The oral argument in Schuette v. CDAA
I just got out of the oral argument in Schuette v. Coalition to Defend Affirmative Action. We all owe the solicitor general for the State of Michigan a hearty thank you for the excellent defense of Proposal 2. He was fantastic today. I left the courtroom knowing the defenders of equality under the law put forth their best argument.
This should be an easy case. The Michigan voters changed their Constitution in a way consistent the federal Constitution’s guarantee of equal protection. They prohibited their government from ever classifying individuals along racial lines. Not only is that consistent with the federal Equal Protection Clause, it furthers the very promise contained in it. No state shall deny equal protection of the laws. Michigan agrees, and will not deny any individual — regardless of skin color — equal protection of the laws.

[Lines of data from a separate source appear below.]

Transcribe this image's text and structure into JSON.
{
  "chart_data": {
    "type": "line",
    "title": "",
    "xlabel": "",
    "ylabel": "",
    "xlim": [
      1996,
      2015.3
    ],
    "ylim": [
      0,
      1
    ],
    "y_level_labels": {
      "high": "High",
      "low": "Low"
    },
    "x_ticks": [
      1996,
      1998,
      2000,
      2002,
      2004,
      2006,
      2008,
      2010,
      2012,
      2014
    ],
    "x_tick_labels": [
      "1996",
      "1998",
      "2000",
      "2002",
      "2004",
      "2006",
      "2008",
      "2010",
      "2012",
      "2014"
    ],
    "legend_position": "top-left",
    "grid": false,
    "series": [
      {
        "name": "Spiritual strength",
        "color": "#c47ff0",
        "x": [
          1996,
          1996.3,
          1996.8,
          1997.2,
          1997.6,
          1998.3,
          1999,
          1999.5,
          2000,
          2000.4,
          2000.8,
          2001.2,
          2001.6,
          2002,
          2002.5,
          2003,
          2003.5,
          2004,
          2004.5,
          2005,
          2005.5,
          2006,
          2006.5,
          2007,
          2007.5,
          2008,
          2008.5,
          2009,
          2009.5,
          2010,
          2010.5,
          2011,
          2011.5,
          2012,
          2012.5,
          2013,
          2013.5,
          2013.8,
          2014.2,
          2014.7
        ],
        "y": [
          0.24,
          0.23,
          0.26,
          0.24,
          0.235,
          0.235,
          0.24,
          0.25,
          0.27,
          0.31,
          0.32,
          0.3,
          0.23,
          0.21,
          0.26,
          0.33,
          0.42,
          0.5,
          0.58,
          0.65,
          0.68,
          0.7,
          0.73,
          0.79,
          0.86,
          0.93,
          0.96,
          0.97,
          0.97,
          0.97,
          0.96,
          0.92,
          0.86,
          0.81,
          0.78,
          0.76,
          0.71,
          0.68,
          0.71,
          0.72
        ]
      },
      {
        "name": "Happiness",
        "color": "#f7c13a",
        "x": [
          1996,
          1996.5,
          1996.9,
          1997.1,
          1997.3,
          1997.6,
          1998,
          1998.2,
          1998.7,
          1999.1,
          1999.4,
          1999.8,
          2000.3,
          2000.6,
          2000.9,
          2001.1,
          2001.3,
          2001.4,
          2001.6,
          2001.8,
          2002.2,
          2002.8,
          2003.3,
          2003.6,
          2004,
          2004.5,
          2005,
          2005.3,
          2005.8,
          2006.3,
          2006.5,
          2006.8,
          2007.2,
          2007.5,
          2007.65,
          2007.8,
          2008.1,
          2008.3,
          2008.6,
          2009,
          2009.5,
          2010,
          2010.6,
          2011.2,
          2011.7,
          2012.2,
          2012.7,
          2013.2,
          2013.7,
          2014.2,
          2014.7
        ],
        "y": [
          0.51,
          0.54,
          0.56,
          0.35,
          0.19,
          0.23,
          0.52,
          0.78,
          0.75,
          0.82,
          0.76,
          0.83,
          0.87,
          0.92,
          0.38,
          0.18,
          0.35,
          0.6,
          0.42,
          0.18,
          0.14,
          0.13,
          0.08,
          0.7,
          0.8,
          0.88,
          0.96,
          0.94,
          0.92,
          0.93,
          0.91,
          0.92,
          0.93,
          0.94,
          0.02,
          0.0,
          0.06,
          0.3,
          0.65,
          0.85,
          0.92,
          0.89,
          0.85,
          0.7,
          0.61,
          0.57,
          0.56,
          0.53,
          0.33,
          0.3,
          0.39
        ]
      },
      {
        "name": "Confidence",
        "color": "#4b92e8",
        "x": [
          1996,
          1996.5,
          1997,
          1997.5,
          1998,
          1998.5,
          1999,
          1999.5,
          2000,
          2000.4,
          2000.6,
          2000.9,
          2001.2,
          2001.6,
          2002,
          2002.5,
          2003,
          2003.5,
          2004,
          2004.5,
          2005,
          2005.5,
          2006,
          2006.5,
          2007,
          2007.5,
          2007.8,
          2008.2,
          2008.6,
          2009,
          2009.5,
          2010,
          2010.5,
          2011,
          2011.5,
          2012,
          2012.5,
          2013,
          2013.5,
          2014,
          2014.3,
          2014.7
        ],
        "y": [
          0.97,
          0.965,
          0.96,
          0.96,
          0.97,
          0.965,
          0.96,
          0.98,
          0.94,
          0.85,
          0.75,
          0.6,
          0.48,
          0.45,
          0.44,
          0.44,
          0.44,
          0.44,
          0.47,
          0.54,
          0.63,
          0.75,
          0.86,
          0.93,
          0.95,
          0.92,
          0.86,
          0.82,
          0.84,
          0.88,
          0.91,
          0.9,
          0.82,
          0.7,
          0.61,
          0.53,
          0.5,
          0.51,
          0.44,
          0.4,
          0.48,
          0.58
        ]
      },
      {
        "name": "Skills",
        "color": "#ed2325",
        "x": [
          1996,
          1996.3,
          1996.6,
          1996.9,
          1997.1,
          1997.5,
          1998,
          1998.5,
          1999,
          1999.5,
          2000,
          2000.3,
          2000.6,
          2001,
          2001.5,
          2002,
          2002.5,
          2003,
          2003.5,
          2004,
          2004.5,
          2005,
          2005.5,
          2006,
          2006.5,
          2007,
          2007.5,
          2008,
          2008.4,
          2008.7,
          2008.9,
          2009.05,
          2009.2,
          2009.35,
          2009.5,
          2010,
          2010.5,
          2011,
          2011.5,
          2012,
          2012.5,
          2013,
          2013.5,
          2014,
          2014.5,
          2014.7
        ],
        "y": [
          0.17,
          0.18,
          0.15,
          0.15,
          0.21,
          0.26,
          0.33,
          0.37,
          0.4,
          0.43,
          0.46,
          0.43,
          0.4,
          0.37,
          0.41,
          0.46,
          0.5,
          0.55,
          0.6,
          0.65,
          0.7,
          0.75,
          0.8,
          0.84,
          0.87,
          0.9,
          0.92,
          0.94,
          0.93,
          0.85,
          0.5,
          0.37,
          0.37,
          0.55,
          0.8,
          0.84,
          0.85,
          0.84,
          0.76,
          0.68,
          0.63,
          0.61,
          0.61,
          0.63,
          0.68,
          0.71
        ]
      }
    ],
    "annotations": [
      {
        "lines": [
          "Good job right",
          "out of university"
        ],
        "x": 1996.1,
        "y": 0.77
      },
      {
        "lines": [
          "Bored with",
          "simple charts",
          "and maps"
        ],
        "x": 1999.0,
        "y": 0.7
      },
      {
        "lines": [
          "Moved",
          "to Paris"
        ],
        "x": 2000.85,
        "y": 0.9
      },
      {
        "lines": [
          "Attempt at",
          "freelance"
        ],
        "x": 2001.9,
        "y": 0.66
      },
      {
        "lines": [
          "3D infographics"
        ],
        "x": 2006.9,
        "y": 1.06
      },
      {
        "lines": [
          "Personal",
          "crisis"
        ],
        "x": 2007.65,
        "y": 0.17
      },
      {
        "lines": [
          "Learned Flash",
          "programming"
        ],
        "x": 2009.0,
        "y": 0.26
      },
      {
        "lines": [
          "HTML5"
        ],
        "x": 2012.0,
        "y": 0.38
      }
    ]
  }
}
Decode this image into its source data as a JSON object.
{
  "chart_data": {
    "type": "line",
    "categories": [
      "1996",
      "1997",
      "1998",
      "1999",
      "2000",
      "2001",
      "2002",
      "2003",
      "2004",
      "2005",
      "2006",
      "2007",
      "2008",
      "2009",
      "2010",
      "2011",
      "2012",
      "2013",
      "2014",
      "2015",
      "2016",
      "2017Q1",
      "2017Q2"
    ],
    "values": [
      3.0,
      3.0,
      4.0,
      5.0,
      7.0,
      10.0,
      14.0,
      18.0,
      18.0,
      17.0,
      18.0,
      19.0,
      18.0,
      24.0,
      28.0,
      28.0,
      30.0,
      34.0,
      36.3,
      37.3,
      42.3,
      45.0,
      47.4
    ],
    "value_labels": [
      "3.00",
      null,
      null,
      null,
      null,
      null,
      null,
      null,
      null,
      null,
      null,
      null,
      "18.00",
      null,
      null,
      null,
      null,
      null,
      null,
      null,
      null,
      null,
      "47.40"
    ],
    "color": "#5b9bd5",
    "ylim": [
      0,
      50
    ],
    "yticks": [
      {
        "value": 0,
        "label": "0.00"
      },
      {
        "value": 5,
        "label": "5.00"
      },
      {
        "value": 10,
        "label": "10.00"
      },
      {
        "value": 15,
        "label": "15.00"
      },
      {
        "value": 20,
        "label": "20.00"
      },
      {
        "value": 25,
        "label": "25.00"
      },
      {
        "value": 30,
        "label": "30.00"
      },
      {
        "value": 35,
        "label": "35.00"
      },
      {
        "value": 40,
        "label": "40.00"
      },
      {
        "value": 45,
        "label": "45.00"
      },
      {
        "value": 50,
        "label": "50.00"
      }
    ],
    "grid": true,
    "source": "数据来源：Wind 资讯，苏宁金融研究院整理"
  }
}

Standing in the way of this straightforward reading of the Equal Protection Clause are two old Supreme Court cases called Hunter and Seattle. Both cases were decided before the Supreme Court made clear in Croson, Adarand, Grutter, and PICS that all racial classifications are suspect. Nevertheless, the proponents of race-based affirmative action seized on outdated language from those opinions, in attempt to strike down Michigan’s Proposal 2. From the look of things today, their attempt will fail.
The Solicitor General for Michigan began the argument, and — as I noted at the outset — was outstanding. He hammered home the point that the Equal Protection Clause does not require what it barely permits. That is, racial preferences cannot be required, since they are rarely permissible under the Constitution. Further, the Solicitor made compelling arguments for distinguishing the Hunter and Seattle cases. And, he even noted — as Pacific Legal Foundation argued in its amicus brief to the Court — that to the extent those cases stand for a proposition that would require the Court to strike down Proposal 2, those cases must be overruled.

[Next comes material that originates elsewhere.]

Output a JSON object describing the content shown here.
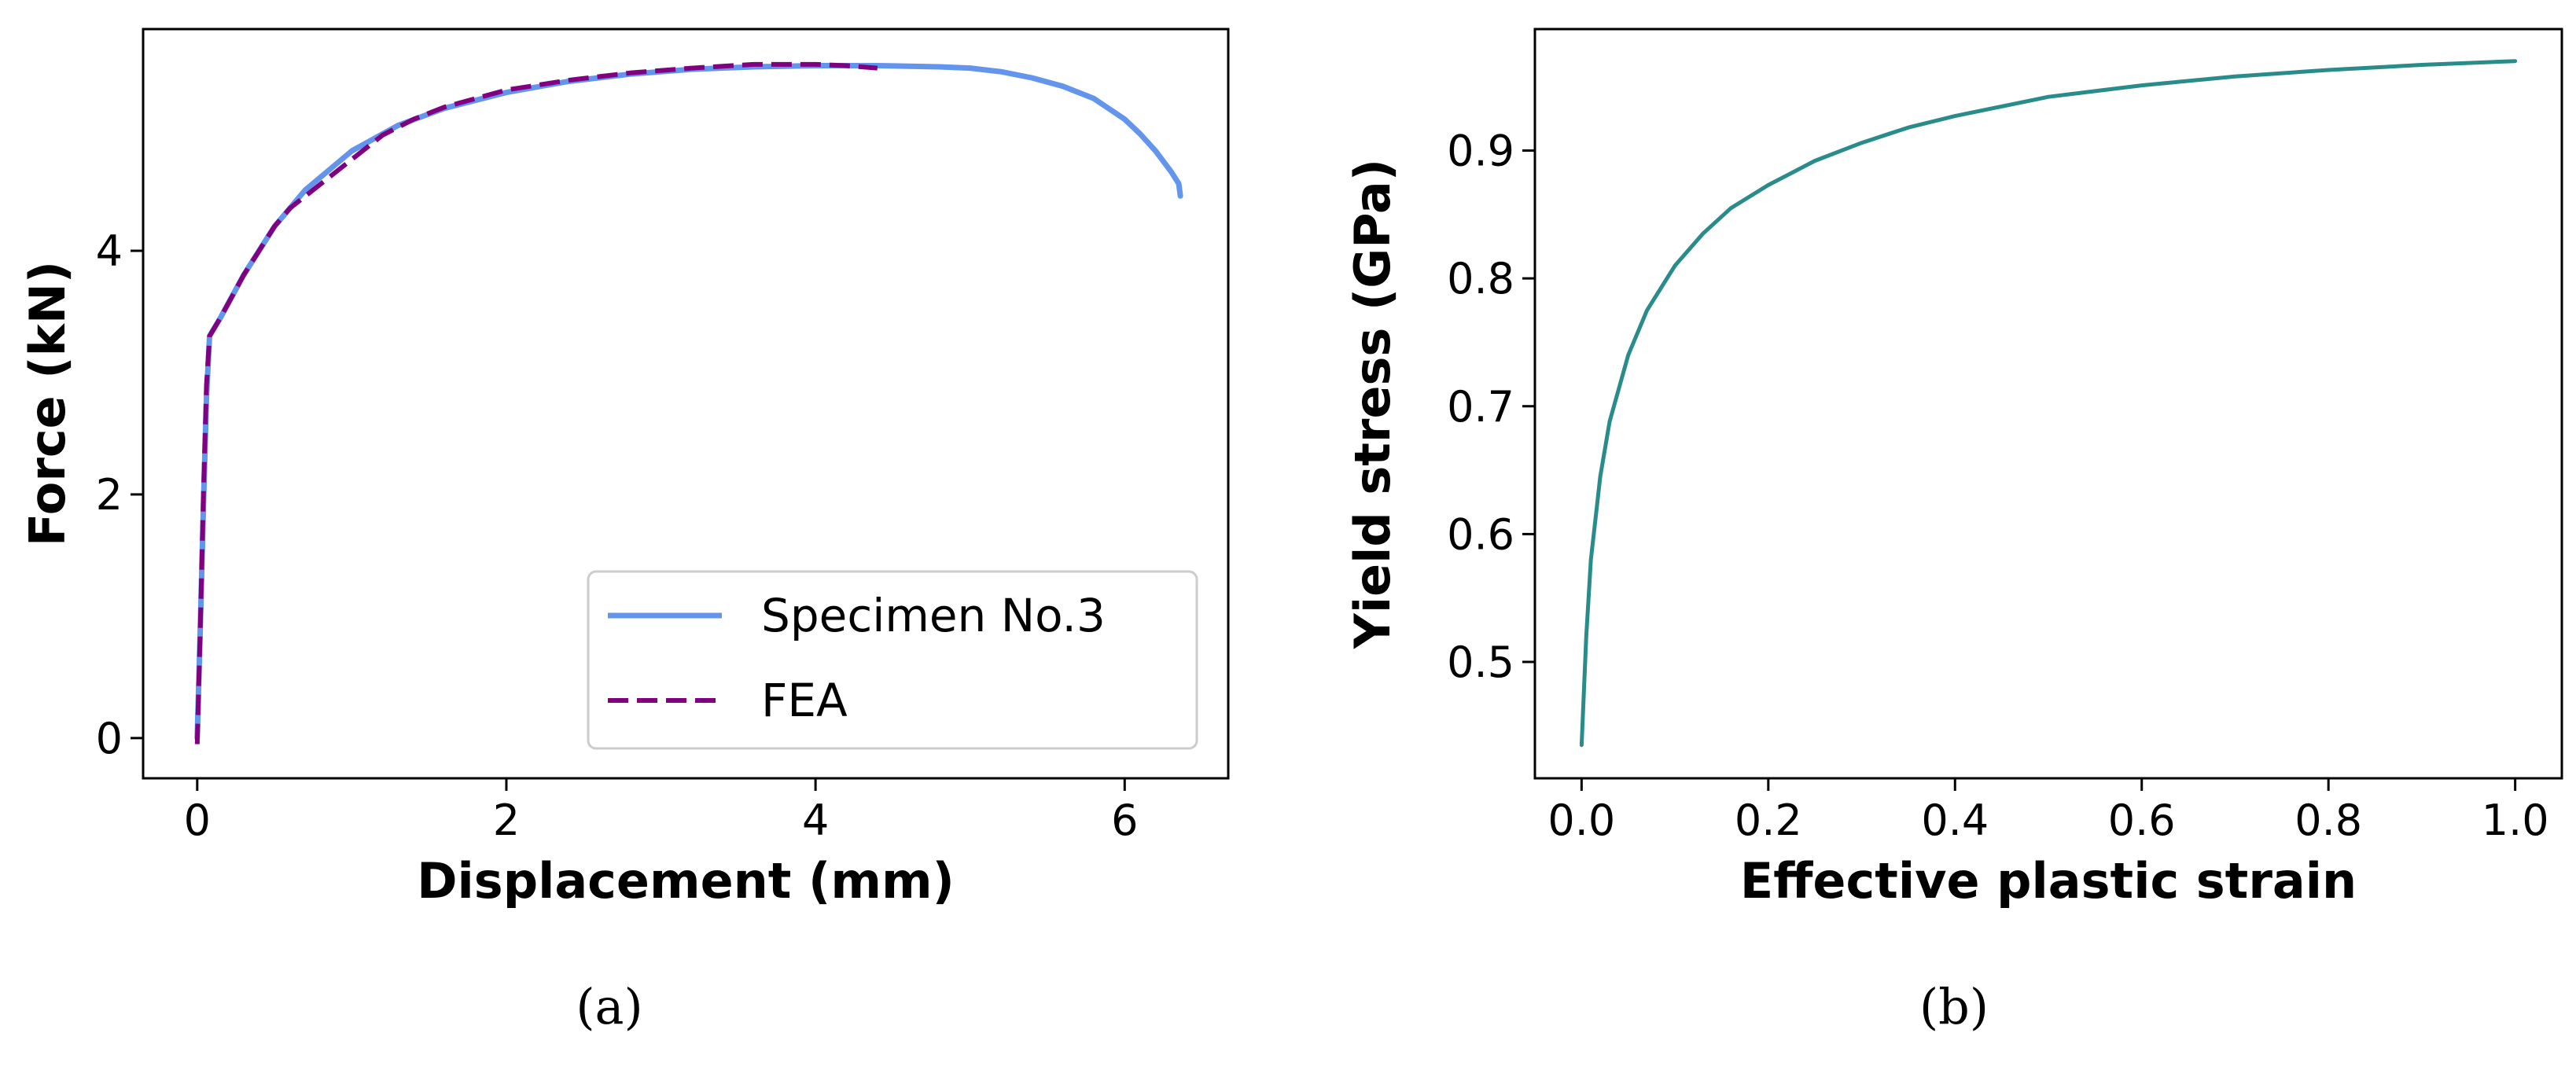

Throughout his argument, the Solicitor General of Michigan remained cool, despite hard questioning from Justice Sotomayor. He explained how the University of Michigan has not become segregated under Proposal 2, and he also explained how Proposal 2 does much more than simply affect university admissions. It prohibits preferential treatment in all phases of Michigan government. And just like the Fair Housing Act addresses racial matters without being a suspect racial classification, so too does Proposal 2.
The same cannot be said for the proponents of racial preferences. As far as courtroom demeanor is concerned both oralists were off their game. They often pointed fingers or interrupted the Justices, and even went silent in the face of some tough questions. For example, when Shanta Driver, the attorney for BAMN, began her argument, Justice Scalia asked her if there is any case in the history of the Supreme Court that holds that the Equal Protection Clause only protects minority interests. After hemming, she had to concede that there was no such case.
More detrimental to the pro-preference side was their inability to find any meaningful way to distinguish this case from countless other pieces of legislation that remove discretionary decisionmaking from one body of government to another. In other words, simply removing the authority for the Regents of the University of Michigan to adopt racial preferences — and placing such (lack of) such authority into the state constitution — is no different than the Fair Housing Act, which removes the authority for cities and states to make local housing policy.
Neither were the race-preference proponents able to pin down exactly when an equal protection violation would occur under their rationale. The Chief Justice along with Justices Kennedy and Alito, repeatedly tried to pin down at which step of removal the Clause is violated. If discretion is lodged with the University Regents, would the Clause be violated if the University President gained the discretion to adopt racial preferences? How about if it is the legislature? The governor? When and where does this violation occur? No logical answer was found for these questions.
As often occurs with highly contested issues, this case may come down to how Justice Kennedy votes. And he had questions for both sides. Justice Breyer, however, only questioned the pro-preferences side. Before the argument I would have predicted an 8-0 opinion (Justice Kagan recused herself) — I just don’t see how the Supreme Court can hold that the Equal Protection Clause is violated by guaranteeing equal protection. After the argument, I am still optimistic, but I will amend my prediction somewhat. It was clear that Justice Sotomayor will hold that Proposal 2 violates the Equal Protection Clause. Justice Ginsburg probably too, but she also had questions for both sides. Ultimately, I expect a 6-2 opinion, upholding the right of the people of Michigan to prohibit their government from considering race in governmental decisionmaking.
That’s the result I expect, and that is the result I hope for. Hopefully then other states can follow the lead of Michigan, California, Washington, Nebraska, Oklahoma, and Arizona, by prohibiting their governments from treating individuals differently because of the color of their skin.